Netflix UK film review: Mektoub, My Love
Ivan Radford | On 17, Feb 2019Reading time: 3 mins
Director: Abdellatif Kechiche
Cast: Shaïn Boumedine, Salim Kechiouche, Ophélie Bau
Watch Mektoub, My Love online in the UK: Netflix UK / Curzon Home Cinema / iTunes / Prime Video (Buy/Rent) / Rakuten TV / Sky Store
How do you follow a three-hour drama filled with romance and sex? With another three-hour drama with romance and sex. That seems to be the level of thought that went into Abdellatif Kechiche’s latest, a belated follow-up to Blue Is the Warmest Colour that arrives six years after the director won the Palme d’Or, and feels like it goes on for twice that time.
The drama follows Amin (Shaïn Boumedine), a young man and a wannabe screenwriter, who returns from Paris to his home village in France. He’s there to figure out his next step in his life, to reconnect with his family and friends, and to soak up the sunlit days of youth. Also, he’s there to stare at women’s bodies. A lot. That, at least, is how Kechiche spends his free-flowing epic, never missing an opportunity to leer, gawp at or ogle his cast members.
It’s a quality that viewers found in Warmest Colour, particularly its sex scenes, but that movie also showcased two rounded, nuanced female characters, immersing us in a naturalistic portrayal of a painful relationship. Its slow, achingly drawn out duration fed into that sense of heartbreak. Mektoub, on the other hand, lacks that sense of character, depth and emotion. Based on François Bégaudeau’s 2012 novel, La Blessure, la Vraie, it follows Amin as he hooks up with his womanising cousin, Tony (Salim Kechiouche), who’s having an affair with Ophelie (Ophélie Bau), the object of Amin’s long-held, unspoken affection – we meet, them, tellingly, as they’re in the middle of the carnal act, with Amin peeping through the bedroom window. Covering up that affair is the rationale for Tony’s lothario lifestyle during this heated 90s summer, bringing Amin into contact with tourists Charlotte (Alexia Chardard) and Céline (Lou Luttiau).

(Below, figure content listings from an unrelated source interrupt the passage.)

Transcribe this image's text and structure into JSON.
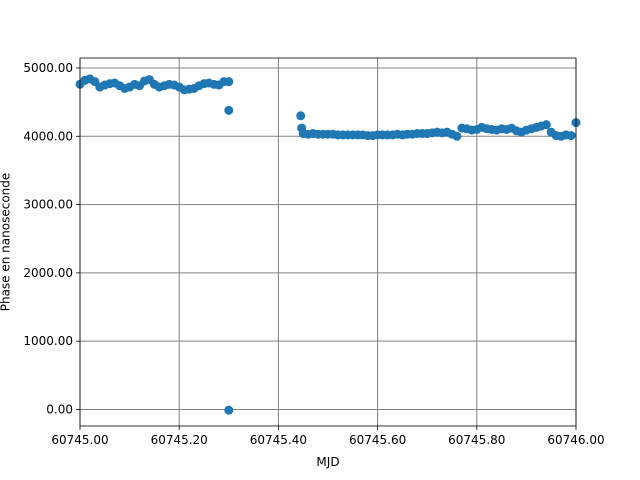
{
  "chart_data": {
    "type": "scatter",
    "x_label": "MJD",
    "y_label": "Phase en nanoseconde",
    "color": "#1f77b4",
    "grid": true,
    "xlim": [
      60745.0,
      60746.0
    ],
    "ylim": [
      -242,
      5146
    ],
    "xticks": [
      {
        "value": 60745.0,
        "label": "60745.00"
      },
      {
        "value": 60745.2,
        "label": "60745.20"
      },
      {
        "value": 60745.4,
        "label": "60745.40"
      },
      {
        "value": 60745.6,
        "label": "60745.60"
      },
      {
        "value": 60745.8,
        "label": "60745.80"
      },
      {
        "value": 60746.0,
        "label": "60746.00"
      }
    ],
    "yticks": [
      {
        "value": 0,
        "label": "0.00"
      },
      {
        "value": 1000,
        "label": "1000.00"
      },
      {
        "value": 2000,
        "label": "2000.00"
      },
      {
        "value": 3000,
        "label": "3000.00"
      },
      {
        "value": 4000,
        "label": "4000.00"
      },
      {
        "value": 5000,
        "label": "5000.00"
      }
    ],
    "x": [
      60745.0,
      60745.01,
      60745.02,
      60745.03,
      60745.04,
      60745.05,
      60745.06,
      60745.07,
      60745.08,
      60745.09,
      60745.1,
      60745.11,
      60745.12,
      60745.13,
      60745.14,
      60745.15,
      60745.16,
      60745.17,
      60745.18,
      60745.19,
      60745.2,
      60745.21,
      60745.22,
      60745.23,
      60745.24,
      60745.25,
      60745.26,
      60745.27,
      60745.28,
      60745.29,
      60745.3,
      60745.3,
      60745.3,
      60745.445,
      60745.447,
      60745.45,
      60745.46,
      60745.47,
      60745.48,
      60745.49,
      60745.5,
      60745.51,
      60745.52,
      60745.53,
      60745.54,
      60745.55,
      60745.56,
      60745.57,
      60745.58,
      60745.59,
      60745.6,
      60745.61,
      60745.62,
      60745.63,
      60745.64,
      60745.65,
      60745.66,
      60745.67,
      60745.68,
      60745.69,
      60745.7,
      60745.71,
      60745.72,
      60745.73,
      60745.74,
      60745.75,
      60745.76,
      60745.77,
      60745.78,
      60745.79,
      60745.8,
      60745.81,
      60745.82,
      60745.83,
      60745.84,
      60745.85,
      60745.86,
      60745.87,
      60745.88,
      60745.89,
      60745.9,
      60745.91,
      60745.92,
      60745.93,
      60745.94,
      60745.95,
      60745.96,
      60745.97,
      60745.98,
      60745.99,
      60746.0
    ],
    "values": [
      4760,
      4820,
      4840,
      4800,
      4720,
      4750,
      4770,
      4780,
      4740,
      4700,
      4720,
      4760,
      4740,
      4810,
      4830,
      4760,
      4720,
      4740,
      4760,
      4750,
      4720,
      4680,
      4690,
      4700,
      4740,
      4770,
      4780,
      4760,
      4750,
      4800,
      4800,
      4380,
      -10,
      4300,
      4120,
      4040,
      4030,
      4040,
      4030,
      4030,
      4030,
      4030,
      4020,
      4020,
      4020,
      4020,
      4020,
      4020,
      4010,
      4010,
      4020,
      4020,
      4020,
      4020,
      4030,
      4020,
      4030,
      4030,
      4040,
      4040,
      4040,
      4050,
      4060,
      4050,
      4060,
      4030,
      4000,
      4120,
      4110,
      4090,
      4100,
      4130,
      4110,
      4100,
      4090,
      4110,
      4100,
      4120,
      4080,
      4060,
      4090,
      4110,
      4130,
      4150,
      4170,
      4060,
      4010,
      4000,
      4020,
      4010,
      4200
    ]
  }
}
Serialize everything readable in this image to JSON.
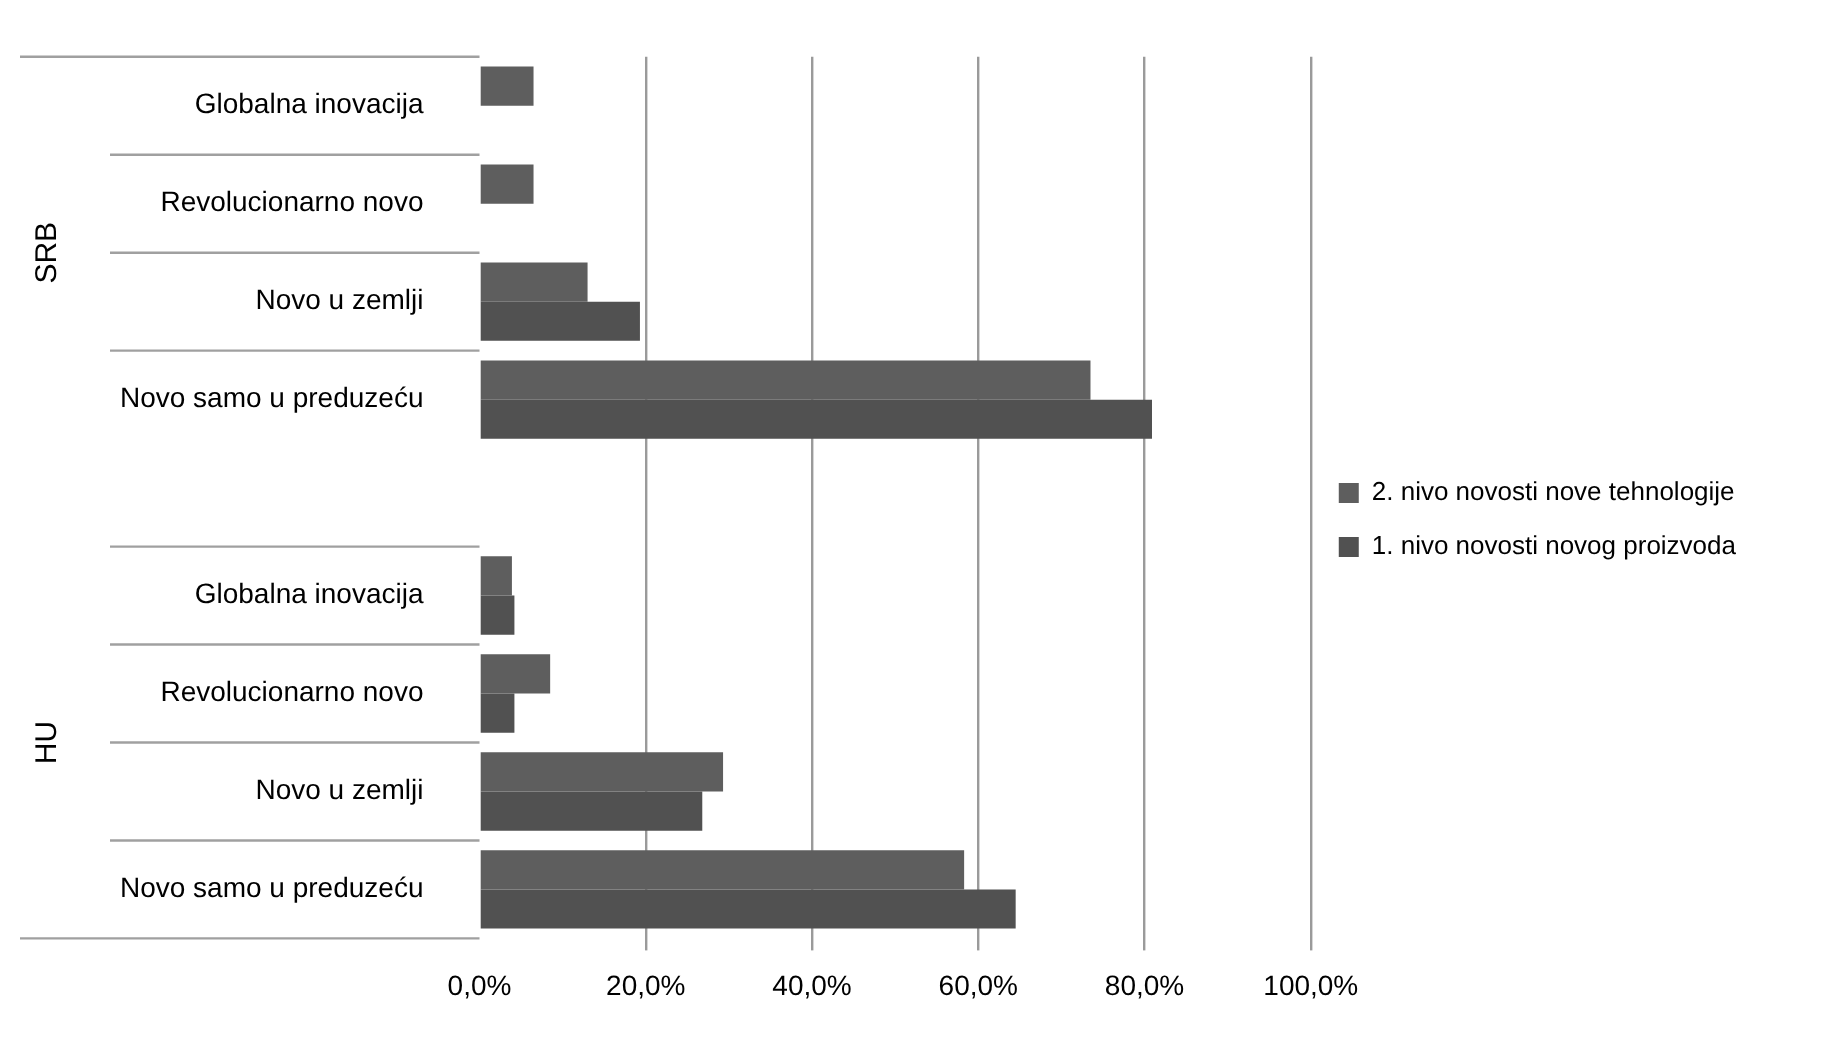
{
  "chart_data": {
    "type": "bar",
    "orientation": "horizontal",
    "categories": [
      "Globalna inovacija",
      "Revolucionarno novo",
      "Novo u zemlji",
      "Novo samo u preduzeću",
      null,
      "Globalna inovacija",
      "Revolucionarno novo",
      "Novo u zemlji",
      "Novo samo u preduzeću"
    ],
    "series": [
      {
        "name": "2. nivo novosti nove tehnologije",
        "color": "#5e5e5e",
        "values": [
          6.5,
          6.5,
          13.0,
          73.5,
          null,
          3.9,
          8.5,
          29.3,
          58.3
        ]
      },
      {
        "name": "1. nivo novosti novog proizvoda",
        "color": "#515151",
        "values": [
          0,
          0,
          19.3,
          80.9,
          null,
          4.2,
          4.2,
          26.8,
          64.5
        ]
      }
    ],
    "xlim": [
      0,
      100
    ],
    "xticks": [
      {
        "value": 0,
        "label": "0,0%"
      },
      {
        "value": 20,
        "label": "20,0%"
      },
      {
        "value": 40,
        "label": "40,0%"
      },
      {
        "value": 60,
        "label": "60,0%"
      },
      {
        "value": 80,
        "label": "80,0%"
      },
      {
        "value": 100,
        "label": "100,0%"
      }
    ],
    "annotations": [
      "SRB",
      "HU"
    ],
    "grid": "x",
    "legend": "right"
  }
}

The cast are impressive, conveying a subtle sense of shifting dynamics in the messy web of bonds and desires that gradually expands over the 180 minutes. But Kechiche isn’t as interested in navigating that as he is content to float through it without any sense of direction. The result is a protagonist who, despite time with his engaging family, never becomes an engaging figure, and a story that never sparks into life; every time there’s a threat of narrative momentum, the whole thing pauses to eye up another bikini-clad body. There’s a candid nature to the director’s filmmaking that remains impressive – a cutaway to a lamb giving birth essentially in real-time is unlike anything else you’ve seen in a movie this year – but as things devolve into a lengthy nightclub scene with writhing, dancing bodies and a camera that drifts ever lower, Mektoub feels more about the voyeur than the objects of his gaze.
Mektoub, My Love is available on Netflix UK, as part of an £8.99 monthly subscription.